Oculocutaneous albinism: the neurological, behavioral, and neuro-ophthalmological perspective

Abstract

Abstract Purpose: Oculocutaneous albinism (OCA) is a group of rare, genetic disorders caused by absent/reduced melanin biosynthesis. The aim of this study was to explore the neurovisual, cognitive, adaptive, and behavioral profile of children affected by OCA, also evaluating any possible effect of the visual acuity deficit on the clinical profile.

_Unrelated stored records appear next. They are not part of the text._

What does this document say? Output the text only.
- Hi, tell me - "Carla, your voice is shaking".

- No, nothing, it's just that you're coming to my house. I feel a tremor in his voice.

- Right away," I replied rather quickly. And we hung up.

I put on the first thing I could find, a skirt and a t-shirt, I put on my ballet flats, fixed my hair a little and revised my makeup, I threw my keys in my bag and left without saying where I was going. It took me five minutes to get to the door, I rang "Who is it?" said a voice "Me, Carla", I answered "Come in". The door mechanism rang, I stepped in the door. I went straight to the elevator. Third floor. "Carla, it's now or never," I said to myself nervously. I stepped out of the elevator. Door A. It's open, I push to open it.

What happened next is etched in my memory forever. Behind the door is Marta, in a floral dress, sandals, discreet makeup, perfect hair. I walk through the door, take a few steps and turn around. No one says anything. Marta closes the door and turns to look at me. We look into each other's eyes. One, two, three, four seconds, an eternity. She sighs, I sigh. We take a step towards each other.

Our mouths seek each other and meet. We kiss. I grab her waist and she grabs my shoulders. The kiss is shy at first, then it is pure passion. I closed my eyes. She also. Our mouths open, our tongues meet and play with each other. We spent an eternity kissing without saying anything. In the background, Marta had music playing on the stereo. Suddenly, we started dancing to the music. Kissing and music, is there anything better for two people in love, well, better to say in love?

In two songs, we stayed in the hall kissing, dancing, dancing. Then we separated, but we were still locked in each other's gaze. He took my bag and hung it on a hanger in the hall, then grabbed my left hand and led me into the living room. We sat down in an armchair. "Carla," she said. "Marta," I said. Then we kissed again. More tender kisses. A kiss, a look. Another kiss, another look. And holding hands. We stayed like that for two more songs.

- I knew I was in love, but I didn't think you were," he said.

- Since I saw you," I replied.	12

Methods: Eighteen children (9 males, mean age 84.5 months ±41.2; range 18-181 months) with a molecular confirmed diagnosis of OCA were enrolled in the study. We collected data on clinical history, neurodevelopmental profile, neurological and neurovisual examination, cognitive, adaptive and emotional/behavioral functioning. Results: A global neurodevelopmental impairment was detected in half of the children, without evolving into an intellectual disability. All the sample showed signs and symptoms of visual impairment. Low adaptive functioning was observed in 3 cases (17%). A risk for internalizing behavioral problems was documented in 6 cases (33%), for externalizing problems in 2 (11%) and for both in 5 (28%). Twelve children (67%) showed one or more autism-like features. Correlation analyses revealed significant associations between the visual acuity level and Performance Intelligence Quotient (p=0.001), Processing Speed Index (p=0.021), Vineland total score (p=0.020), Vineland communication (p=0.020) and socialization (p=0.037) domains. Conclusions: Children with OCA may present a global neurodevelopmental delay that seems to ameliorate with age, and emotional/behavioral difficulties, along with the well-known visual impairment. An early neuropsychiatric evaluation and habilitative training are recommended to improve vision-related performance, neurodevelopment, and any psychological difficulties.